Malaysian Chicken Curry
A delectably rich and aromatic yellow curry.
Ingredients
- 2 tbsp oil
- 5 kaffir lime leaves
- 400 ml coconut milk
- 1 lime
- 20 g palm sugar
- 700 g chicken thigh preferably with skin on
- 500 g potatoes
- 1 brown onion
- 1 tbsp salt
Curry Paste
- 5 dried chillies
- 3cm piece ginger
- 3cm piece galangal substitute with extra ginger
- 2 shallots french
- 4 cloves garlic
- 1.5 tsp tumeric ground
- 1.5 tsp belacan or shrimp paste
- 2 stalk lemongrass
Instructions
- Soak the chillies in 100ml hot water for 10 mins to soften.

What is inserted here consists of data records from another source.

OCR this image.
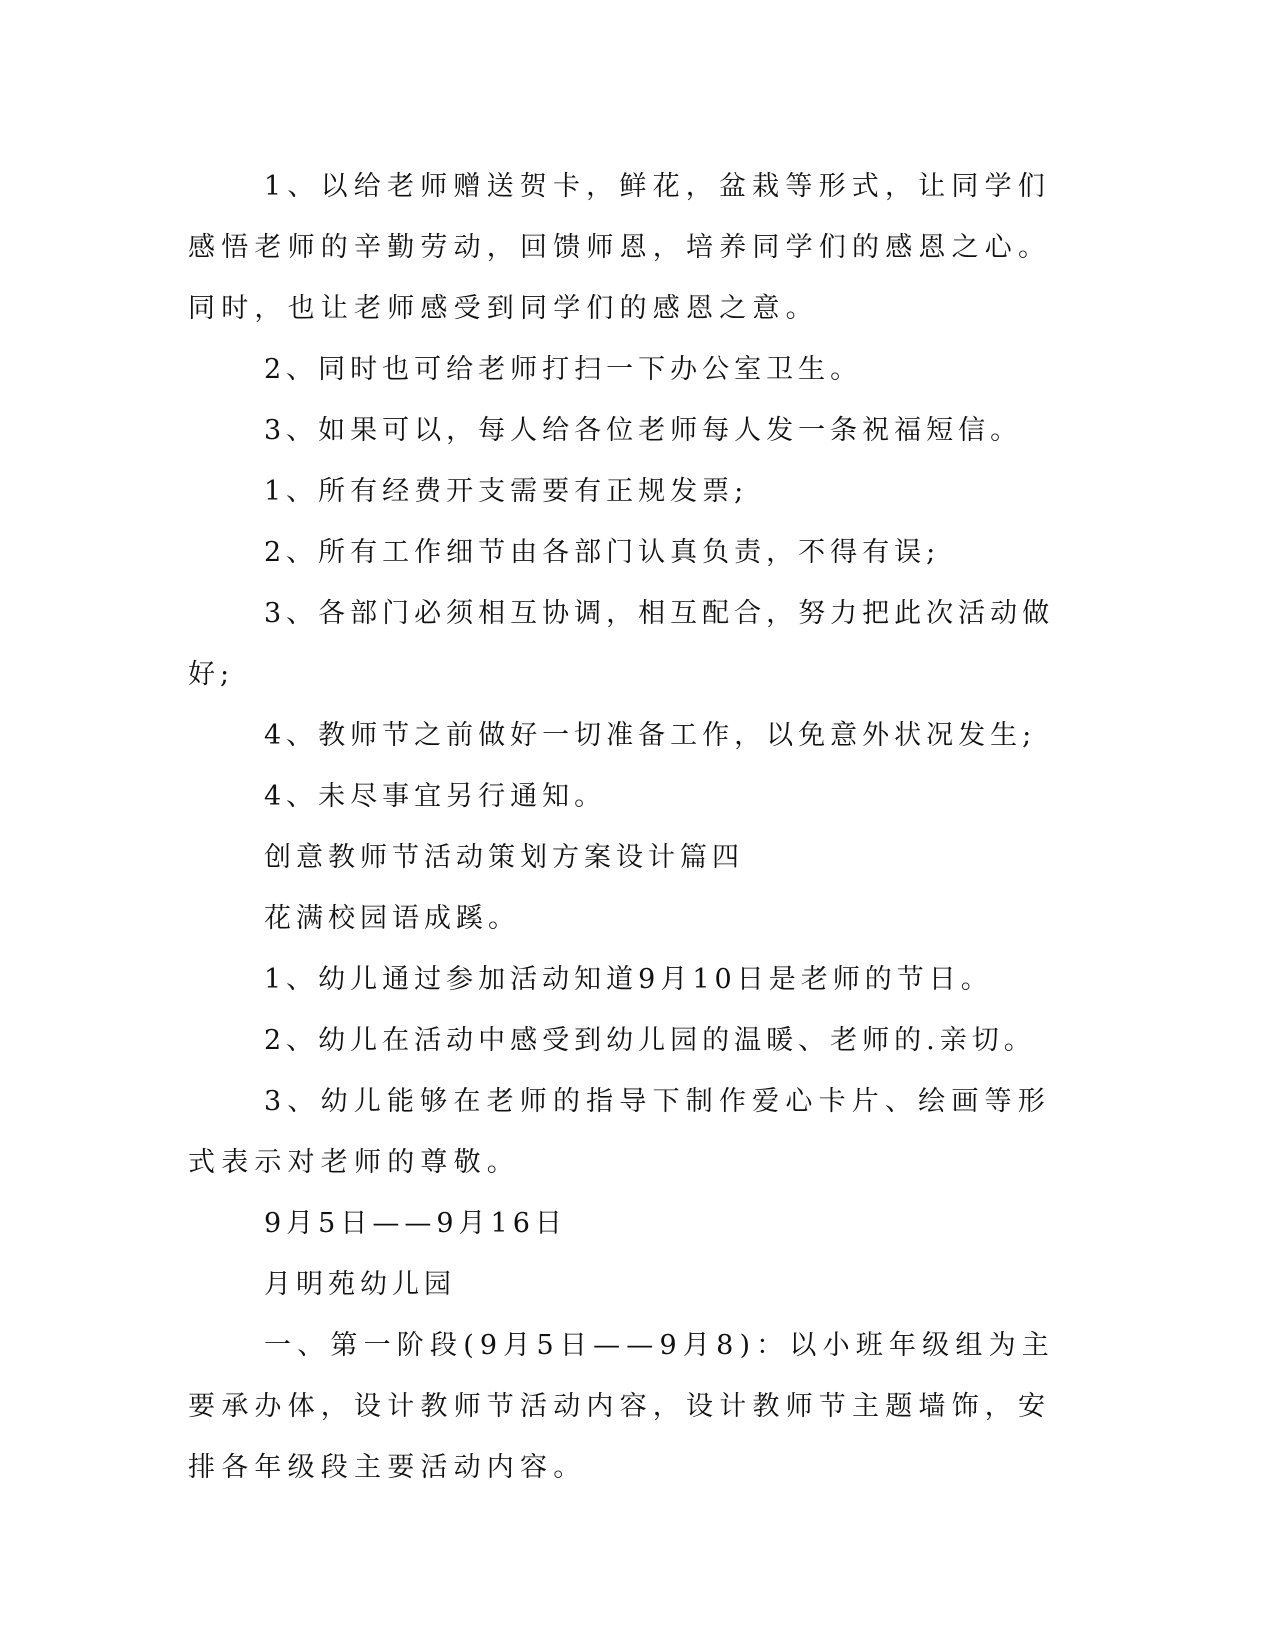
1、以给老师赠送贺卡，鲜花，盆栽等形式，让同学们感悟老师的辛勤劳动，回馈师恩，培养同学们的感恩之心。同时，也让老师感受到同学们的感恩之意。

2、同时也可给老师打扫一下办公室卫生。

3、如果可以，每人给各位老师每人发一条祝福短信。

1、所有经费开支需要有正规发票;

2、所有工作细节由各部门认真负责，不得有误;

3、各部门必须相互协调，相互配合，努力把此次活动做好;

4、教师节之前做好一切准备工作，以免意外状况发生;

4、未尽事宜另行通知。

创意教师节活动策划方案设计篇四

花满校园语成蹊。

1、幼儿通过参加活动知道9月10日是老师的节日。

2、幼儿在活动中感受到幼儿园的温暖、老师的.亲切。

3、幼儿能够在老师的指导下制作爱心卡片、绘画等形式表示对老师的尊敬。

9月5日——9月16日

月明苑幼儿园

一、第一阶段(9月5日——9月8)：以小班年级组为主要承办体，设计教师节活动内容，设计教师节主题墙饰，安排各年级段主要活动内容。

- Dice the onion and cut the chicken and potato into bite size pieces, set aside.
- In a pot, lightly toast the belacan over med heat, until aromatic, around 1 min. Place into food processor.
- Peel and roughly dice the galangal, ginger, shallot and garlic. Slice the pale green/ white parts of the lemongrass. Place all curry paste ingredients into a food processor along with the soaked chilli and 30ml of the chilli soaking water. Process into a fairly smooth paste, adding more chilli soaking water as required.
- In a large pot, heat up 2 tbsp of oil over medium heat. Add in the curry paste and stir fry until fragrant and it has split, around 5 mins. Be careful not to let it burn.
- Increase the heat to med-high and add in the diced onion, stir fry until fragrant, around 2 mins. Add in the chicken, stir frying until lightly caramelised, for around 5 mins.
- Add in the coconut milk, 1 cup of water, salt, the palm sugar, the potatoes and the lime zest. Scrunch up the kaffir lime leaves to release their aroma and add them in too. Reduce the heat to low and let it simmer for 30mins, stirring occasionally.
- The potatoes and chicken should have cooked through by now, add in the juice of half the lime. Taste and adjust the seasoning as needed. Serve with rice and lime on the side for increased acidity if desired.